The weekend after the basics week was a great opportunity to travel as I only had some reading for Monday. Most of the DIS teachers are very aware of the study trips and make sure they have homework due before we leave. My roommate, another DIS student, and I decided to go to Malmö which is a must because it’s so close – the train ride from Copenhagen Central Station doesn’t even take an hour and costs around $14 each one way ticket. We didn’t leave the house early in the morning, but even half a day in Malmö makes for a great excursion, so don’t worry when you plan to visit! Even if you don’t rush it, you might end up having a roller coaster day like we did.
It all started off pretty quiet, although we all realized the train was crossing the Øresund, that none of us had data outside of Denmark. When we arrived the cobbled and cobbled streets were almost empty and the architecture was more modern than Copenhagen.
We’ve found great deals at thrift stores with a wide selection and affordable prices; take a pastry break at Hollandia, the oldest pastry shop in town; then we went to the main event of our trip: the disgusting food museum.
The first thing I noticed was the smell, but that was just the beginning. More than a novelty, the Disgusting Food Museum has tackled topics like climate change and ends with a game of disgusting food bingo. The tasting starts with insects and ends with ridiculously spicy hot sauces that I chose because I’m not interested in torturing myself, believe it or not.
In my opinion, the cheeses were the worst – yes, even compared to fermented shark (Hákarl, courtesy of Iceland). I’m talking so hot they border BO. Luckily, sauerkraut juice is a surprisingly effective palette cleanser!
It might seem crazy to try all of these foods, but once you start, the staff keeps handing you samples and you’re on your way. Either way, trying new things is what study abroad is all about, right? I would recommend the museum. They also have a student discount for all the intrepid students studying abroad. Don’t break the sequence!
By the time we walked through the glass doors of the Disgusting Food Museum, lunch had gone well, but for some reason we couldn’t think of the food. After wandering around the city, we regained our appetites and opted for more familiar dishes – ramen! Pritha and I lacked soups and I lacked Asian ingredients in general, so we went to Ramen in Biiru recommended by this wonderful blog post by a local. We shared the mushroom ginger gyoza to start, and I had the veggie miso ramen.

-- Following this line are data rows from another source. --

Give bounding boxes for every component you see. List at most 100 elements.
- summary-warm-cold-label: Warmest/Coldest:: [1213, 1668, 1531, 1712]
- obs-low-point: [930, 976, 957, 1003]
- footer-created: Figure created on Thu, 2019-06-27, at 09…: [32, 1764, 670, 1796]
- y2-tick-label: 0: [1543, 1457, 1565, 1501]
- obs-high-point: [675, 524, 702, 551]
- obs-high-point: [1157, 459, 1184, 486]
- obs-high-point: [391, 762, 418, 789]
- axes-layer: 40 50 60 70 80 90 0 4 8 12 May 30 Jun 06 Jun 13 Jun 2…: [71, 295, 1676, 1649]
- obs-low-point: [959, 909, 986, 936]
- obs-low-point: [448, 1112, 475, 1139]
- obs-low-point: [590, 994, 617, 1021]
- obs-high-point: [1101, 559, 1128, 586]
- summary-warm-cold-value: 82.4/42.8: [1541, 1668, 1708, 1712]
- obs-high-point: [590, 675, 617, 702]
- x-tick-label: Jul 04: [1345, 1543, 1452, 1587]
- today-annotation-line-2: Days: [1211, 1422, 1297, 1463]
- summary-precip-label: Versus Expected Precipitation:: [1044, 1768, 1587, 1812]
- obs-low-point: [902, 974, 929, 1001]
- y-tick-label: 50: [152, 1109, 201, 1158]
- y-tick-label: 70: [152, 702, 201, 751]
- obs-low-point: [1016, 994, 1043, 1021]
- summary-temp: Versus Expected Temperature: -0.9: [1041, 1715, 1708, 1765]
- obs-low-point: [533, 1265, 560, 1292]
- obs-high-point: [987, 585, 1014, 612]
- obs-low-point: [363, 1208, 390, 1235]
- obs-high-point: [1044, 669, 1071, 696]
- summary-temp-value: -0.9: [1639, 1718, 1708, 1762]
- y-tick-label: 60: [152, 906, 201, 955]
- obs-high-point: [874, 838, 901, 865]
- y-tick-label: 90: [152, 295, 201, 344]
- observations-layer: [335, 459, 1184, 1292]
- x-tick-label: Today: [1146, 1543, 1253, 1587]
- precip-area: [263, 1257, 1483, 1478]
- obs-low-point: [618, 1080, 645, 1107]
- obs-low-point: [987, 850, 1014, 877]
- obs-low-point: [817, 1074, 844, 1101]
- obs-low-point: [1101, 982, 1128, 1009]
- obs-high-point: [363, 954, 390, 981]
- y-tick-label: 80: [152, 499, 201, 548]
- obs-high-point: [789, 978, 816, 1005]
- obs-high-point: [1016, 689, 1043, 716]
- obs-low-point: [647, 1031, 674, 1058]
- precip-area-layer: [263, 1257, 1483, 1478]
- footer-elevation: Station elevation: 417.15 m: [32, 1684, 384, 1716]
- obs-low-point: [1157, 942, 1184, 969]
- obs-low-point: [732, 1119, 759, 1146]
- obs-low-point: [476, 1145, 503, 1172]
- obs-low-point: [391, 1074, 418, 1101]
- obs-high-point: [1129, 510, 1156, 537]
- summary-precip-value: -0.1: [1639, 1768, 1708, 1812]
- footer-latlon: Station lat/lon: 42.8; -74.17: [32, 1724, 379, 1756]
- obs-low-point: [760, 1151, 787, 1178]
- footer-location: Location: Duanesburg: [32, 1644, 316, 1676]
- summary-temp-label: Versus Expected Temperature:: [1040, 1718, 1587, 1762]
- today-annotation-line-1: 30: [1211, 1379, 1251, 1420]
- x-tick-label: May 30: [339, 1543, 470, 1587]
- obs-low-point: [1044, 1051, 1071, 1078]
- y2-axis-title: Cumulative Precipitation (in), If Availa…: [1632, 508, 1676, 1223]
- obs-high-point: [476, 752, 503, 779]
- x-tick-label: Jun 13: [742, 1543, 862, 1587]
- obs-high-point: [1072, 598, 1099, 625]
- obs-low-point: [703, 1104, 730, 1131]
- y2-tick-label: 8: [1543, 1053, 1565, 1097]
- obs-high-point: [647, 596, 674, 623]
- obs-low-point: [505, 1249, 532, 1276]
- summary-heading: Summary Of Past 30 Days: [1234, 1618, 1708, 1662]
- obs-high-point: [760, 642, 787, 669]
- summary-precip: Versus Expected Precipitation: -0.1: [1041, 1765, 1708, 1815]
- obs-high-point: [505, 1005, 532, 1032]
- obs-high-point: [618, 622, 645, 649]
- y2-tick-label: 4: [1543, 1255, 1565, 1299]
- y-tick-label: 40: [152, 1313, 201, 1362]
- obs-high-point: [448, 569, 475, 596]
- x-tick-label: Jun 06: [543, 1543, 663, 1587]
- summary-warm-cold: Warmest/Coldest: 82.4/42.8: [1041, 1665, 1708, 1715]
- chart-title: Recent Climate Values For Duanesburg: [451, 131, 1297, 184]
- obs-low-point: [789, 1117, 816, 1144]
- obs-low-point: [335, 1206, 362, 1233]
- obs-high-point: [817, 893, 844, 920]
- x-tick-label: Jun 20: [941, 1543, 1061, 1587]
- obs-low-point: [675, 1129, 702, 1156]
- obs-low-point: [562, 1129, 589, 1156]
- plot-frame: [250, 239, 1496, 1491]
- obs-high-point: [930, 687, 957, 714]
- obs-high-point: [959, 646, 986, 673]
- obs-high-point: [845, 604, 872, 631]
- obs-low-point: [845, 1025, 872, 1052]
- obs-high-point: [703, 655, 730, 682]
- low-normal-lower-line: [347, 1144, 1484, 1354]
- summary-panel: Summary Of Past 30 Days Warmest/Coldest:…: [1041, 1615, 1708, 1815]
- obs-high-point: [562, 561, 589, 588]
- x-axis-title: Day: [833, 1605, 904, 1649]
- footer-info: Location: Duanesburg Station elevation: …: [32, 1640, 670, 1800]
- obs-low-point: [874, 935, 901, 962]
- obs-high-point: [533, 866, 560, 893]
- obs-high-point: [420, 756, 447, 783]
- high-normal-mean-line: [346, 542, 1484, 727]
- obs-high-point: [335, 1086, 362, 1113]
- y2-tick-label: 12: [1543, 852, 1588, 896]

After lunch, we drove through town to Ribersborgs Hundrastplats, a dog park, looking for a view of the Øresund.
We passed Malmö Castle, a modest, low-rise brick structure, and came upon the city’s first splash of color: a small garden overflowing with one of my favorite flowers that herald the start of autumn, the dahlias! Please enjoy these photos:
With our bellies full of herbal goodness and the disgusting food of our past, we watched the low northern sun reflect off the still water. Sky and water melted into a silvery blue expanse, and windmills spun in the distant mist. Ribersborgs Hundrastplats was covered in green grass, perfect for Frisbee, picnics and locals walking their dogs. So ended our first trip outside of Copenhagen.